Ехали долго, потом долго шли по коридорам к своим комнатам, потом долго спали — Эмиль с Эрастом, Адлер с Людмилой, которая, наохавшись всласть, всласть назадиравши ноги, уже по-настоящему заснула, напоследок выдув из приоткрытого рта ажурный пузырь слюны.

Потом, как водится, было утро, потом, как водится, от Людмилы ничего не осталось, хотя Адлер, выставлявший ее из номера, поклялся вечно помнить ее, любить и писать.

Завтракали молча и не торопясь. Эраст с Эмилем с любопытством смотрели на Адлера, понимая, что теперешняя праздность есть некое их промежуточное состояние, небезопасное к тому ж. Весь взвинченный, с суетливыми нечеткими движениями, к ним вдруг стал приближаться директор цирка — откуда-то издали, вернее, со стороны роскошных стеклянных дверей; он подошел ровно настолько, чтобы бледность и тревога его лица стали заметны особенно хорошо.

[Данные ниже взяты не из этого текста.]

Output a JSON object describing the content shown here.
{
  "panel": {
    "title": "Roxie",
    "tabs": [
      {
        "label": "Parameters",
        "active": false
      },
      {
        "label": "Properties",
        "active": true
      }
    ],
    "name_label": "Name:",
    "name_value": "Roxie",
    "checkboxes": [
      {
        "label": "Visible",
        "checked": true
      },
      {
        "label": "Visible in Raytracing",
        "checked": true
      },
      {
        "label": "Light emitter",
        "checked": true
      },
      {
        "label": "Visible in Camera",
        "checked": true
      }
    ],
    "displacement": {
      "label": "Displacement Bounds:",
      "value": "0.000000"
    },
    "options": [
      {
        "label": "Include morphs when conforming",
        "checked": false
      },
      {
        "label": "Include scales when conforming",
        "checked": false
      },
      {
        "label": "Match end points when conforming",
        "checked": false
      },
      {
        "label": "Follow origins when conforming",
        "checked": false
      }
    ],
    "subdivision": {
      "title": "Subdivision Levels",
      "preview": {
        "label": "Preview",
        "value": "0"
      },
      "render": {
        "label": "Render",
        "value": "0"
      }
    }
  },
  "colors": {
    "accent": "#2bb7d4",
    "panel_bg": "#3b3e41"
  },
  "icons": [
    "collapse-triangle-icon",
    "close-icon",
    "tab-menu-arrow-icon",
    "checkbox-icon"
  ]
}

— Я так и знал, где вас искать, я обошел все самые дорогие гостиницы, — сказал он, перебарывая одышку, — но я, собственно, не об этом, нам, собственно, надо поговорить. Дело наисрочнейшее.

— А что вы скажете об эспрессо и штруделе? — поинтересовался Адлер, — они здесь преотменные.

— Все строго между нами, ваши мальчики уже взрослые, они в некотором роде даже соучастники событий, но все же я бы хотел кое-что шепнуть на ушко только вам.

— А вот местный чай меня разочаровал, и дело даже не во вкусе, а в цвете, нет насыщенности, что ли, нет той искры, к которым мы там у себя привыкли.

Мальчики, аккуратно промокнув рты салфетками, поднялись из-за стола и, не сговариваясь, щелкнули каблуками и чинно поклонились взрослым, мол, все понимаем, есть разговоры не для детских ушей.

А дело было в следующем: кто-то в Москве кое о чем все-таки догадался, вышел на след, и вот, со дня на день или даже с минуты на минуту сюда пожалуют специально обученные люди, которые арестуют Адлера, откажут ему в его имени и отправят назад, в душную тюрьму, где следователь, плотоядно улыбаясь, поинтересуется прямо: “Побережский, Антон Львович, если не ошибаюсь?”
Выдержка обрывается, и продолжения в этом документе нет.